A magnitude 8 earthquake struck off the northeastern coast of New Zealand early on Friday, the National Emergency Management Authority (NEMA) said, triggering tsunami warnings.
The powerful quake, which hit just before 9 a.m. local time (2000 GMT Thursday) off the Kermadec Islands (1,000 km/621 miles northeast of New Zealand), followed earlier 7.4 and 7.2-magnitude quakes.
People in Northland, the East Cape and on Great Barrier Island, as well as anyone near coast from the Bay of Islands to Whangarei, from Matata to Tolaga Bay, must "move immediately" to higher ground or as far inland as possible, NEMA said.

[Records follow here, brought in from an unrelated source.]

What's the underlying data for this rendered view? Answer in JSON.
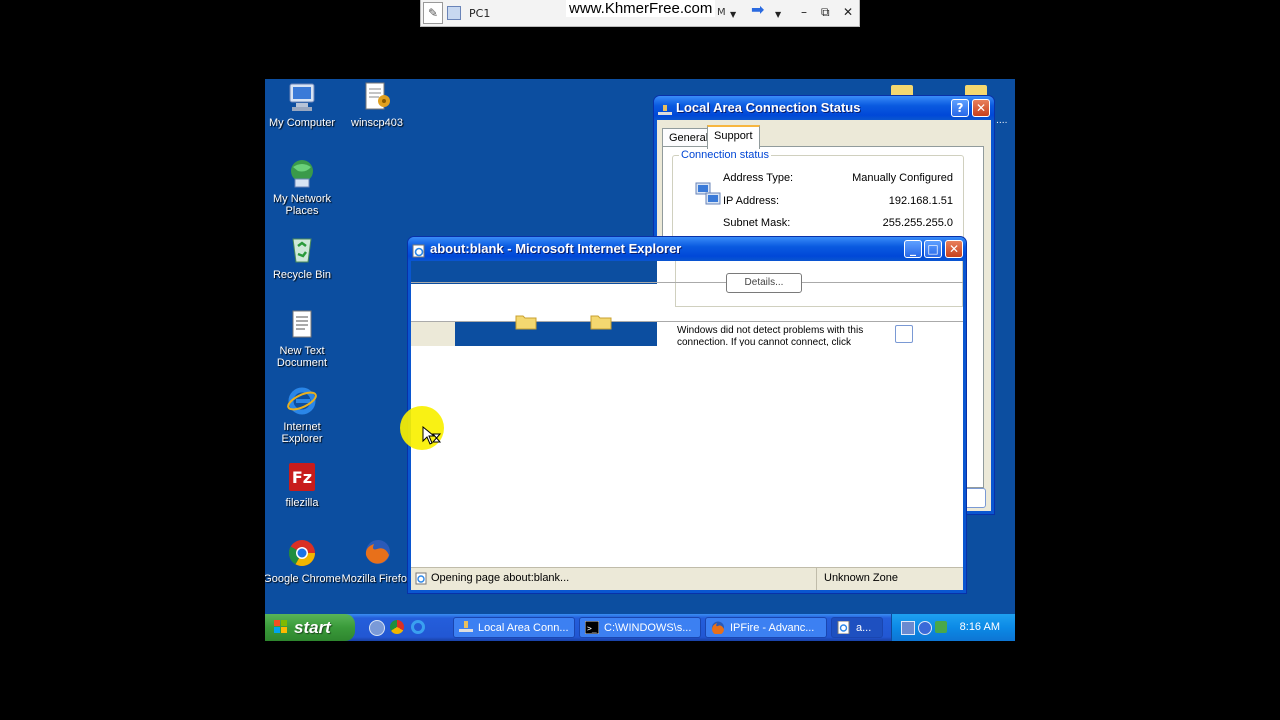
{
  "watermark": "www.KhmerFree.com",
  "remote_bar": {
    "pc_name": "PC1",
    "m_fragment": "M"
  },
  "desktop_icons": [
    {
      "label": "My Computer"
    },
    {
      "label": "winscp403"
    },
    {
      "label": "My Network Places"
    },
    {
      "label": "Recycle Bin"
    },
    {
      "label": "New Text Document"
    },
    {
      "label": "Internet Explorer"
    },
    {
      "label": "filezilla"
    },
    {
      "label": "Google Chrome"
    },
    {
      "label": "Mozilla Firefox"
    }
  ],
  "lac_window": {
    "title": "Local Area Connection Status",
    "tabs": [
      "General",
      "Support"
    ],
    "active_tab": "Support",
    "group_label": "Connection status",
    "rows": [
      {
        "key": "Address Type:",
        "value": "Manually Configured"
      },
      {
        "key": "IP Address:",
        "value": "192.168.1.51"
      },
      {
        "key": "Subnet Mask:",
        "value": "255.255.255.0"
      }
    ],
    "details_button": "Details...",
    "detect_text_1": "Windows did not detect problems with this",
    "detect_text_2": "connection. If you cannot connect, click"
  },
  "ie_window": {
    "title": "about:blank - Microsoft Internet Explorer",
    "status_text": "Opening page about:blank...",
    "zone": "Unknown Zone"
  },
  "taskbar": {
    "start": "start",
    "tasks": [
      {
        "label": "Local Area Conn..."
      },
      {
        "label": "C:\\WINDOWS\\s..."
      },
      {
        "label": "IPFire - Advanc..."
      },
      {
        "label": "a..."
      }
    ],
    "clock": "8:16 AM"
  },
  "colors": {
    "desktop": "#0c4ea0",
    "taskbar": "#245edb",
    "start": "#3a9a3a",
    "cursor_highlight": "#f8f000"
  }
}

The authority said it "expected strong and unusual currents and unpredictable surges" at the shore.
"Strong currents and surges can injure and drown people. There is a danger to swimmers, surfers, people fishing, small boats and anyone in or near the water close to shore," NEMA said in a statement.
There were no immediate reports of serious damage or casualties.

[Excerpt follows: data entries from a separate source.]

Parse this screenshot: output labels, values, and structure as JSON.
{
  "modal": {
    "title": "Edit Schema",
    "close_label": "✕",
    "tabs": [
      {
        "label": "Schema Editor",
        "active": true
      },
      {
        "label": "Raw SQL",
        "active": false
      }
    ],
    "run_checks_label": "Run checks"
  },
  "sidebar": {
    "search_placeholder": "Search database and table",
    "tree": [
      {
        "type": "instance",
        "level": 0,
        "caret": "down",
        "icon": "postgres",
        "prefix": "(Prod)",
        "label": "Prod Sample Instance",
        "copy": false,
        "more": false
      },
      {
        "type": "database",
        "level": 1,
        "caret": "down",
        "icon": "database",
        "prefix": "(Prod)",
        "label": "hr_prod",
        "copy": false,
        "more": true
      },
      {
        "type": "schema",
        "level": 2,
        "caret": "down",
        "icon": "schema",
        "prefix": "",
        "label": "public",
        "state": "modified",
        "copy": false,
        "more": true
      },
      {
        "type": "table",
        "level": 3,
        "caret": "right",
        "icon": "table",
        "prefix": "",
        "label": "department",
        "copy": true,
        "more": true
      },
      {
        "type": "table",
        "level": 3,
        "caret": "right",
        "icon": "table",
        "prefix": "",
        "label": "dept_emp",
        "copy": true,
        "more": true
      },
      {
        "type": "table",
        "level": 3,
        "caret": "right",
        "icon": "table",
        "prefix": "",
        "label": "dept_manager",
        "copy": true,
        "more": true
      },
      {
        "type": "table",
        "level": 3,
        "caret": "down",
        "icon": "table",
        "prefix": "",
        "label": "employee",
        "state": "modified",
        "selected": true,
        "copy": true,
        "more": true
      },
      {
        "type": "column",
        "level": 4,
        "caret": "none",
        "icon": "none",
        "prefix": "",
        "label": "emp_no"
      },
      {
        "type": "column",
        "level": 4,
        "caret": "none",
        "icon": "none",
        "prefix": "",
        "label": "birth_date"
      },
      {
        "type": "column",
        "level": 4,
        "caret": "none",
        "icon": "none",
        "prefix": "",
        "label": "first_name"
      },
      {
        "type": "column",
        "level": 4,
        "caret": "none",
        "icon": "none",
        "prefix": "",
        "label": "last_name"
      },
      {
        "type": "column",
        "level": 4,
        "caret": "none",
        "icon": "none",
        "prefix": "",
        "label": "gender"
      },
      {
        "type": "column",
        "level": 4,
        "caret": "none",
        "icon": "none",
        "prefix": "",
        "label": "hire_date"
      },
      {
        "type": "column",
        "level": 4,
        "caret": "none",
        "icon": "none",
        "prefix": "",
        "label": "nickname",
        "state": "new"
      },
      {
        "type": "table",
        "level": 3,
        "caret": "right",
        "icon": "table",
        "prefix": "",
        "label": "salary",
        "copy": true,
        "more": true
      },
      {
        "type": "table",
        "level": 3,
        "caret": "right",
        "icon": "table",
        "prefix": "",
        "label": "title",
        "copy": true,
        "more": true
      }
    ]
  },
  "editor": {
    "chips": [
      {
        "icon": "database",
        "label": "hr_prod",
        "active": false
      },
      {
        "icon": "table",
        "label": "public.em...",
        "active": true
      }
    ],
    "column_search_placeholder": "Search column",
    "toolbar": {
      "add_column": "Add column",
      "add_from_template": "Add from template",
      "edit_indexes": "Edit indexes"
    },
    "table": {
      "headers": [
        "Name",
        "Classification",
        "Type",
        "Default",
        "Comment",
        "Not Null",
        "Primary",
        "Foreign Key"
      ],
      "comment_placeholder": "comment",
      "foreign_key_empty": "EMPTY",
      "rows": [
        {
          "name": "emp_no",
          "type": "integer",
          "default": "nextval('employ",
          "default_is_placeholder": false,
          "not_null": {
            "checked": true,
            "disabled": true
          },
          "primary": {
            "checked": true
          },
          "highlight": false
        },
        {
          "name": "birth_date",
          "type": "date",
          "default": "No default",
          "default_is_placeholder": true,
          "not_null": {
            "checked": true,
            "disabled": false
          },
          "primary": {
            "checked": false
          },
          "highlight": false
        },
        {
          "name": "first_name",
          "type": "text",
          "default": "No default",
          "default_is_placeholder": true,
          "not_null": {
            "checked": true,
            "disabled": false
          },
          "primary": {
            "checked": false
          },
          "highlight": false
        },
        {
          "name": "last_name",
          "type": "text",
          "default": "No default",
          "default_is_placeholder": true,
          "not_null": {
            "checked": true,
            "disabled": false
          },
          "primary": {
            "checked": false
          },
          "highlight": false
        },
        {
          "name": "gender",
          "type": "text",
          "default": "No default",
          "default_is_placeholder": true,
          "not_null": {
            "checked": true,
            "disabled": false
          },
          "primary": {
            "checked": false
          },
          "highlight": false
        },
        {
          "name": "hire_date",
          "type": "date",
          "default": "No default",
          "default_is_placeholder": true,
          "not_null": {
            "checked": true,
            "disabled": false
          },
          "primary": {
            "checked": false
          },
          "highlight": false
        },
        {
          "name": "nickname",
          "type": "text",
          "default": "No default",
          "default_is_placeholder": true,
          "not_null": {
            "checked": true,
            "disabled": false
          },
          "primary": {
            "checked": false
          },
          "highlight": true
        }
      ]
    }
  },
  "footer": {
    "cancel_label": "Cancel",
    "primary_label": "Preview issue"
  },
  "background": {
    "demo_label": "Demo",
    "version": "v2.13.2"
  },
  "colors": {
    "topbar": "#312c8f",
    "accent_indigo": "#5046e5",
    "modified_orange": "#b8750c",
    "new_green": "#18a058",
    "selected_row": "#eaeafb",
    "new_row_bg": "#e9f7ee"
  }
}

People escape to higher ground
Hundreds of residents, workers, and students are fleeing to higher ground. Local authorities have advised people to walk or bike to avoid traffic congestion, as already seen in towns such as Whangerei.
The tsunami threat level for the South Island coastline is still being assessed.

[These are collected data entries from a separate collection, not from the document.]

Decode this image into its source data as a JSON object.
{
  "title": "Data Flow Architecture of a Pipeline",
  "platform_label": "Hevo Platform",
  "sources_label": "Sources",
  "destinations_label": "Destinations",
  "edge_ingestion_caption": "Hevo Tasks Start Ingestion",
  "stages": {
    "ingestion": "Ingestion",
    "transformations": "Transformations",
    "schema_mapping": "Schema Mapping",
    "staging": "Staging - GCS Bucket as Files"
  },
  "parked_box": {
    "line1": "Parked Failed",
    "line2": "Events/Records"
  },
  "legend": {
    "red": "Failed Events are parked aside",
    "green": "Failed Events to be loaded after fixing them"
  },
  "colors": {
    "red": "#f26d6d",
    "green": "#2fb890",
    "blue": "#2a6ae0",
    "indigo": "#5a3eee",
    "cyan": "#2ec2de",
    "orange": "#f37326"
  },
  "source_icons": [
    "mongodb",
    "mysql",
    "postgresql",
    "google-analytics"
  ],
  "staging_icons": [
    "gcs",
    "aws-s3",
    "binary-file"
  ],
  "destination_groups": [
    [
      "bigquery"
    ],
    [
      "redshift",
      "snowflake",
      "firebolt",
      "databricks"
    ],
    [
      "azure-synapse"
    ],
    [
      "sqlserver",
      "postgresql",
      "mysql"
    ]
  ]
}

As a precaution, people should consider staying away from beaches or going on a boat, the Marlborough District Council said.
Tsunami warnings across the Pacific
The Pacific Tsunami Warning Center (PTWC) issued tsunami threats for large parts of the Pacific, including the Cook Islands, Fiji, New Caledonia, Niue, Pitcairn Islands, Solomon Islands, Tonga,Vanuatu, Wallis and Futuna and some coasts of American Samoa.
The agency said its assessing whether the New Zealand quake poses a threat to Hawaii.
'A long or strong quake'
PTWC had withdrawn an earlier tsunami warning after the first quake, saying the threat had passed, but authorities renewed the warning following the second and third quakes.
The first quake struck at a depth at 20 kilometers (13 miles), about 174 kilometers (108 miles) northeast of the city of Gisborne, according to the US Geological Survey.
Following the quake, Prime Minister Jacinda Ardern posted on Instagram: "Hope everyone is ok out there, especially on the East Coast who would have felt the full force of that earthquake."
New Zealand sits on the Pacific "Ring of Fire", where tectonic plates collide and experiences frequent seismic activity.
In 2011, a 6.3 magnitude earthquake struck Christchurch, killing 185 people and destroying much of the city's downtown.
Just two weeks ago, New Zealand marked the 10th anniversary of the disaster, with Prime Minister Jacinda Ardern leading a tribute to honor the 185 victims.